I need to get any information about where the file is physically located on the NTFS disk. Absolute offset, cluster ID..anything.
I need to scan the disk twice, once to get allocated files and one more time I'll need to open partition directly in RAW mode and try to find the rest of data (from deleted files). I need a way to understand that the data I found is the same as the data I've already handled previously as file. As I'm scanning disk in raw mode, the offset of the data I found can be somehow converted to the offset of the file (having information about disk geometry). Is there any way to do this? Other solutions are accepted as well.
Now I'm playing with FSCTL_GET_NTFS_FILE_RECORD, but can't make it work at the moment and I'm not really sure it will help.
I found the following function
It returns structure that contains nFileIndexHigh and nFileIndexLow variables.
Documentation says
The identifier that is stored in the nFileIndexHigh and nFileIndexLow members is called the file ID. Support for file IDs is file system-specific.
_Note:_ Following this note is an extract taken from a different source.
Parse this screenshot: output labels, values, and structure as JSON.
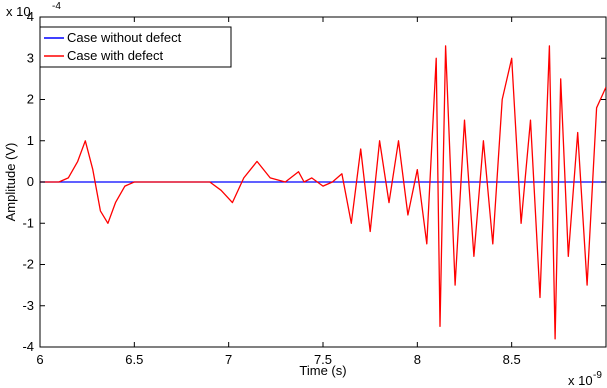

File IDs are not guaranteed to be unique over time, because file systems are free to reuse them. In some cases, the file ID for a file can change over time.
I don't really understand what is this. I can't connect it to the physical location of file. Is it possible later to extract this file ID from MFT?
Found this:
This identifier and the volume serial number uniquely identify a file. This number can change when the system is restarted or when the file is opened.
This doesn't satisfy my requirements, because I'm going to open the file and the fact that ID might change doesn't make me happy.
Any ideas?
Use the Defragmentation IOCTLs. For example, FSCTL_GET_RETRIEVAL_POINTERS will tell you the extents which contain file data.

How can I find information about a file from logical cluster number in NTFS/FAT32?

I am trying to defragment a single file through Windows defragmentation API ( http://msdn.microsoft.com/en-us/library/aa363911(VS.85).aspx ) but if there is no free space block large enough for my file I would like to move other parts of files to make room for it.
The linked article mentions moving parts of other files but I can't find any information about how to find out which files to move. From the free space bitmap I can find an almost large enough space and I know the logical cluster numbers surrounding it, but from this I can't find out which files are surrounding it and a handle to the files is required to do FSCTL_MOVE_FILE which moves parts of files.
Is there any way, through the API or by parsing the MFT, to find out what file a logical cluster number is part of, and what virtual cluster number in the file corresponds to the logical cluster number found through the bitmap?
The slow but compatible method is to recursively scan all directories for files, and use the FSCTL_GET_RETRIEVAL_POINTERS. Then scan the resulting VCN-LCN mapping for the cluster in question.
Another option would be to query the USN Journal of the drive to get the File Reference IDs, then use FSCT_GET_NTFS_FILE_RECORD to get the $MFT file record.
I'm currently working on a simple Defrag program (written in Java) with the aim to pack files of a directory (e.g. all files of a large game) close together to reduce loading times and loading lags.
I use a faster method to retrieve the file mappings on the NTFS or FAT32 drive.
I parse the $MFT file directly (the format has some pitfalls), or the FAT32 file allocation table along with the directories.
The trick is to open the drive (e.g. "c:") with FileCreate for fully shared GENERIC read. The resulting handle can then be read with FileRead and FileSeek on a byte granularity. This works only in administrator mode (or elevated).
On NTFS, the $MFT might be fragmented and is a bit tricky to locate it from the boot sector info. I use the FSCTL_GET_RETRIEVAL_POINTERS on the C:\$MFT file to get its clusters.
On FAT32, one must parse the boot sector to locate the FAT table and the cluster containing root directory file. You need to parse the directory entries and recursively locate the clusters of the sub-directories.
There is no O(1) way of mapping from block # to file. You need to walk the entire MFT looking for files that contain that block.
Of course, in a live system, once you've read that data it's out-of-date and you must be prepared for failures in the move data FSCTL.